Increase in Medication Errors at the NHS

Medication errors have increased two-fold in recent years. Most of these incidents did not result in any substantial harm to patients. The top five medication errors that reported were: Administering the wrong dosage, Medicines being delayed or missed, Administration of the wrong drug, Administration of the wrong quantity, Mismatching, where the medicine of patient “A” was given to patient “B”.  In an organization as large as NHS, there is always potential for accidents and errors, but the management has to ensure that solid measures are implemented that minimize risks and make patient safety their primary concern.

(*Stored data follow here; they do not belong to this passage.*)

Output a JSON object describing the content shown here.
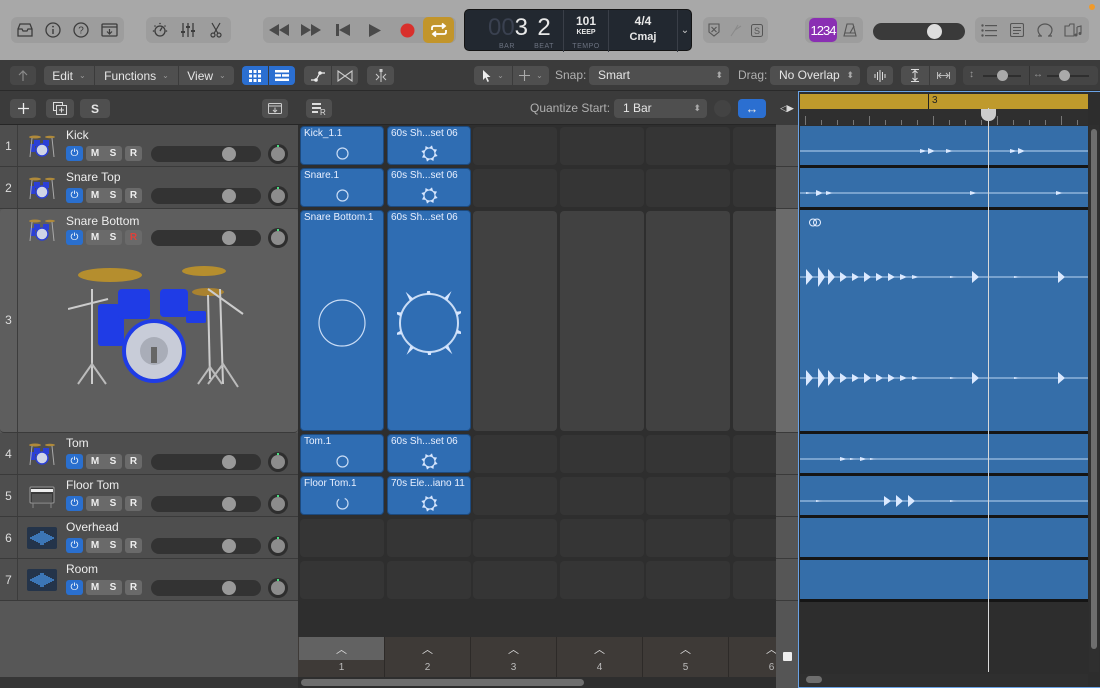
{
  "control_bar": {
    "left_icons": [
      "library-icon",
      "inspector-icon",
      "quick-help-icon",
      "download-icon"
    ],
    "edit_icons": [
      "smart-controls-icon",
      "mixer-icon",
      "editors-icon"
    ],
    "transport": [
      "rewind-icon",
      "fast-forward-icon",
      "go-to-beginning-icon",
      "play-icon",
      "record-icon",
      "cycle-icon"
    ],
    "lcd": {
      "bar_dim": "00",
      "bar": "3",
      "beat": "2",
      "bar_label": "BAR",
      "beat_label": "BEAT",
      "tempo": "101",
      "tempo_mode": "KEEP",
      "tempo_label": "TEMPO",
      "signature": "4/4",
      "key": "Cmaj"
    },
    "mode_icons": [
      "replace-icon",
      "tuner-icon",
      "solo-icon"
    ],
    "count_in": "1234",
    "master_volume": 0.7,
    "right_icons": [
      "list-editors-icon",
      "notepad-icon",
      "loop-browser-icon",
      "browser-icon"
    ]
  },
  "toolbar": {
    "menus": [
      "Edit",
      "Functions",
      "View"
    ],
    "snap_label": "Snap:",
    "snap_value": "Smart",
    "drag_label": "Drag:",
    "drag_value": "No Overlap"
  },
  "track_header": {
    "quantize_label": "Quantize Start:",
    "quantize_value": "1 Bar",
    "solo_label": "S"
  },
  "tracks": [
    {
      "num": "1",
      "name": "Kick",
      "icon": "drum-kit-icon",
      "power": "⏻",
      "mute": "M",
      "solo": "S",
      "rec": "R",
      "armed": false
    },
    {
      "num": "2",
      "name": "Snare Top",
      "icon": "drum-kit-icon",
      "power": "⏻",
      "mute": "M",
      "solo": "S",
      "rec": "R",
      "armed": false
    },
    {
      "num": "3",
      "name": "Snare Bottom",
      "icon": "drum-kit-icon",
      "power": "⏻",
      "mute": "M",
      "solo": "S",
      "rec": "R",
      "armed": true
    },
    {
      "num": "4",
      "name": "Tom",
      "icon": "drum-kit-icon",
      "power": "⏻",
      "mute": "M",
      "solo": "S",
      "rec": "R",
      "armed": false
    },
    {
      "num": "5",
      "name": "Floor Tom",
      "icon": "electric-piano-icon",
      "power": "⏻",
      "mute": "M",
      "solo": "S",
      "rec": "R",
      "armed": false
    },
    {
      "num": "6",
      "name": "Overhead",
      "icon": "audio-waveform-icon",
      "power": "⏻",
      "mute": "M",
      "solo": "S",
      "rec": "R",
      "armed": false
    },
    {
      "num": "7",
      "name": "Room",
      "icon": "audio-waveform-icon",
      "power": "⏻",
      "mute": "M",
      "solo": "S",
      "rec": "R",
      "armed": false
    }
  ],
  "live_loops": {
    "cells": [
      {
        "row": 0,
        "col": 0,
        "name": "Kick_1.1"
      },
      {
        "row": 0,
        "col": 1,
        "name": "60s Sh...set 06"
      },
      {
        "row": 1,
        "col": 0,
        "name": "Snare.1"
      },
      {
        "row": 1,
        "col": 1,
        "name": "60s Sh...set 06"
      },
      {
        "row": 2,
        "col": 0,
        "name": "Snare Bottom.1"
      },
      {
        "row": 2,
        "col": 1,
        "name": "60s Sh...set 06"
      },
      {
        "row": 3,
        "col": 0,
        "name": "Tom.1"
      },
      {
        "row": 3,
        "col": 1,
        "name": "60s Sh...set 06"
      },
      {
        "row": 4,
        "col": 0,
        "name": "Floor Tom.1"
      },
      {
        "row": 4,
        "col": 1,
        "name": "70s Ele...iano 11"
      }
    ],
    "scenes": [
      "1",
      "2",
      "3",
      "4",
      "5",
      "6"
    ],
    "scene_trigger": "︿"
  },
  "timeline": {
    "cycle_marker": "3"
  }
}
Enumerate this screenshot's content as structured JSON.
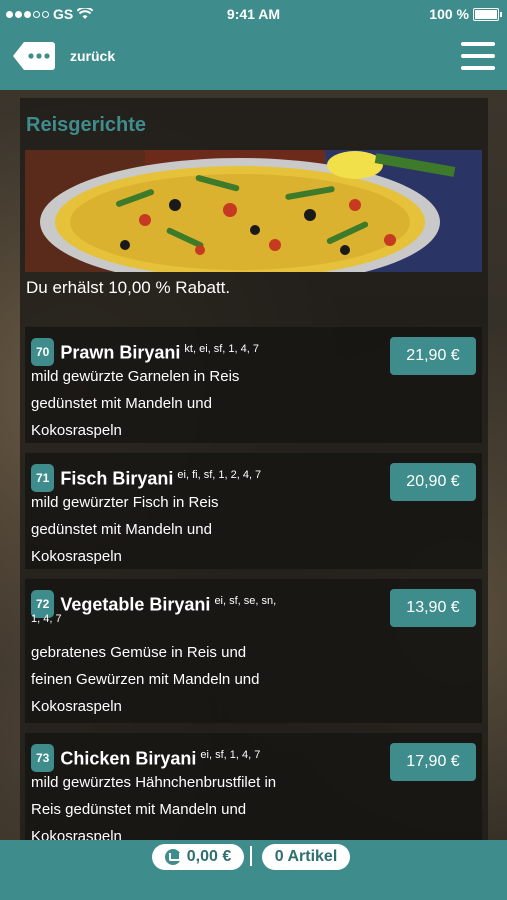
{
  "status_bar": {
    "carrier": "GS",
    "time": "9:41 AM",
    "battery": "100 %"
  },
  "nav": {
    "back_label": "zurück",
    "back_icon": "ellipsis-tag-icon",
    "menu_icon": "hamburger-icon"
  },
  "section": {
    "title": "Reisgerichte",
    "discount_text": "Du erhälst 10,00 % Rabatt."
  },
  "items": [
    {
      "number": "70",
      "name": "Prawn Biryani",
      "allergens": "kt, ei, sf, 1, 4, 7",
      "desc_lines": [
        "mild gewürzte Garnelen in Reis",
        "gedünstet mit Mandeln und",
        "Kokosraspeln"
      ],
      "price": "21,90 €"
    },
    {
      "number": "71",
      "name": "Fisch Biryani",
      "allergens": "ei, fi, sf, 1, 2, 4, 7",
      "desc_lines": [
        "mild gewürzter Fisch in Reis",
        "gedünstet mit Mandeln und",
        "Kokosraspeln"
      ],
      "price": "20,90 €"
    },
    {
      "number": "72",
      "name": "Vegetable Biryani",
      "allergens": "ei, sf, se, sn,",
      "allergens_line2": "1, 4, 7",
      "desc_lines": [
        "gebratenes Gemüse in Reis und",
        "feinen Gewürzen mit Mandeln und",
        "Kokosraspeln"
      ],
      "price": "13,90 €"
    },
    {
      "number": "73",
      "name": "Chicken Biryani",
      "allergens": "ei, sf, 1, 4, 7",
      "desc_lines": [
        "mild gewürztes Hähnchenbrustfilet in",
        "Reis gedünstet mit Mandeln und",
        "Kokosraspeln"
      ],
      "price": "17,90 €"
    }
  ],
  "bottom_bar": {
    "cart_total": "0,00 €",
    "cart_icon": "cart-icon",
    "item_count": "0 Artikel"
  },
  "colors": {
    "accent": "#3f8c8c"
  }
}
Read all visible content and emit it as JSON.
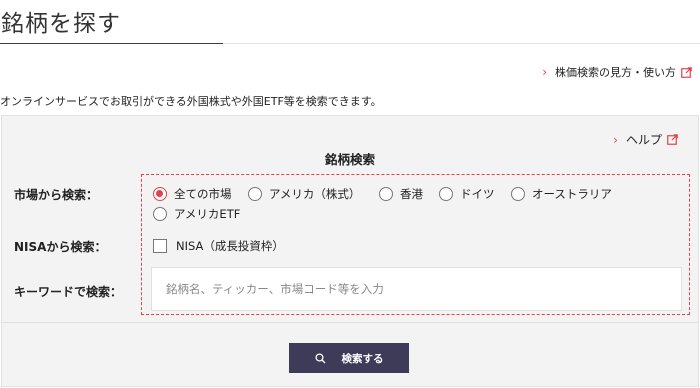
{
  "page": {
    "title": "銘柄を探す",
    "guide_link": "株価検索の見方・使い方",
    "description": "オンラインサービスでお取引ができる外国株式や外国ETF等を検索できます。"
  },
  "panel": {
    "help_link": "ヘルプ",
    "title": "銘柄検索",
    "market": {
      "label": "市場から検索：",
      "options": [
        "全ての市場",
        "アメリカ（株式）",
        "香港",
        "ドイツ",
        "オーストラリア",
        "アメリカETF"
      ],
      "selected": "全ての市場"
    },
    "nisa": {
      "label": "NISAから検索：",
      "checkbox_label": "NISA（成長投資枠）",
      "checked": false
    },
    "keyword": {
      "label": "キーワードで検索：",
      "placeholder": "銘柄名、ティッカー、市場コード等を入力",
      "value": ""
    },
    "search_button": "検索する"
  },
  "colors": {
    "accent": "#e0434f",
    "button": "#3e3b59",
    "panel_bg": "#f3f3f3"
  },
  "icons": {
    "external": "external-link-icon",
    "chevron": "chevron-right-icon",
    "search": "search-icon"
  }
}
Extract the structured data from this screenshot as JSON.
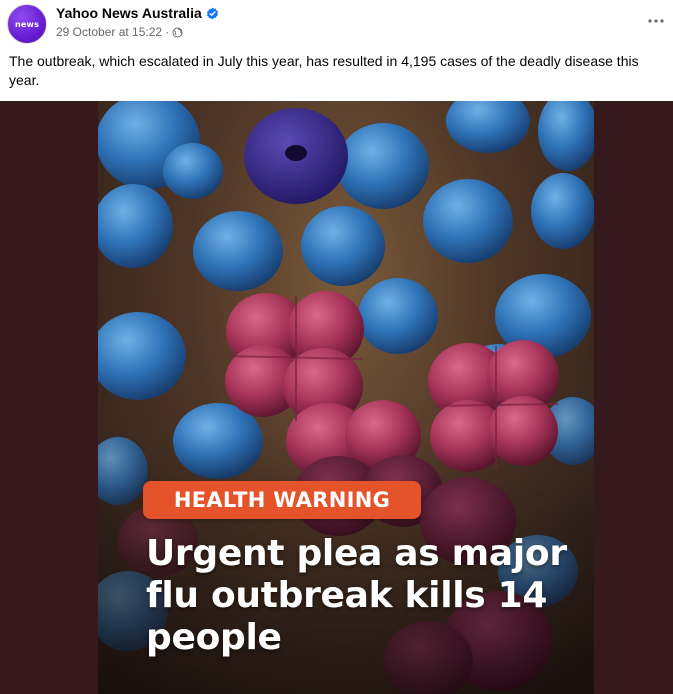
{
  "post": {
    "page_name": "Yahoo News Australia",
    "avatar_text": "news",
    "timestamp": "29 October at 15:22",
    "separator": "·",
    "text": "The outbreak, which escalated in July this year, has resulted in 4,195 cases of the deadly disease this year."
  },
  "video": {
    "badge": "HEALTH WARNING",
    "headline": "Urgent plea as major flu outbreak kills 14 people"
  },
  "icons": {
    "verified": "verified-badge-icon",
    "privacy": "globe-icon",
    "more": "more-options-icon"
  },
  "colors": {
    "badge": "#e5532b",
    "media_background": "#35191d",
    "verified": "#1877f2",
    "secondary_text": "#65676b"
  }
}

Another aspect is that some errors are repeated due to carelessness and such incidents need to be investigated more closely so that NHS has a safe, solid and meticulous reporting culture. This will eventually ensure that mistakes do not occur or are corrected as soon as possible. The study carried out at NHS facilities that 41% of the more serious errors took place in the administration of the medication by the nursing staff while 32% errors occurred during the prescription stage. Most figures were derived from NHS hospital staff in hospital trusts, mental health trusts and primary care facilities. Out of these incidents, 37 resulted in the death of the patients and 63 occurred because of the wrong type of injections including injecting wrong quantity.

Around 98,000 patients die every year due to medication errors that could have easily been prevented. This is not the entire problem because thousands of patients suffer other forms of damage due to medical errors and barely survive mistakes made by their care providers. These medical mistakes cost around $ 29 billion annually besides causing physical and psychological pain, diminish trust in the healthcare system. Safety procedures are very important in nursing training and trainee nurses are taught the right way to administer medication which includes giving the right drug, the correct dose, correct route and the right time.

These are simple rules that do not adhere to the complexity of the nurse’s role today because they concentrate on individual instead of system factors. Human errors consist of the “human approach” which is responsible for most medication errors. The human approach envisages errors because of human weaknesses which include forgetfulness, inadequate motivation, negligence and lacking attention. Solutions for these errors include disciplinary action, the fear of lawsuits and blame and shame.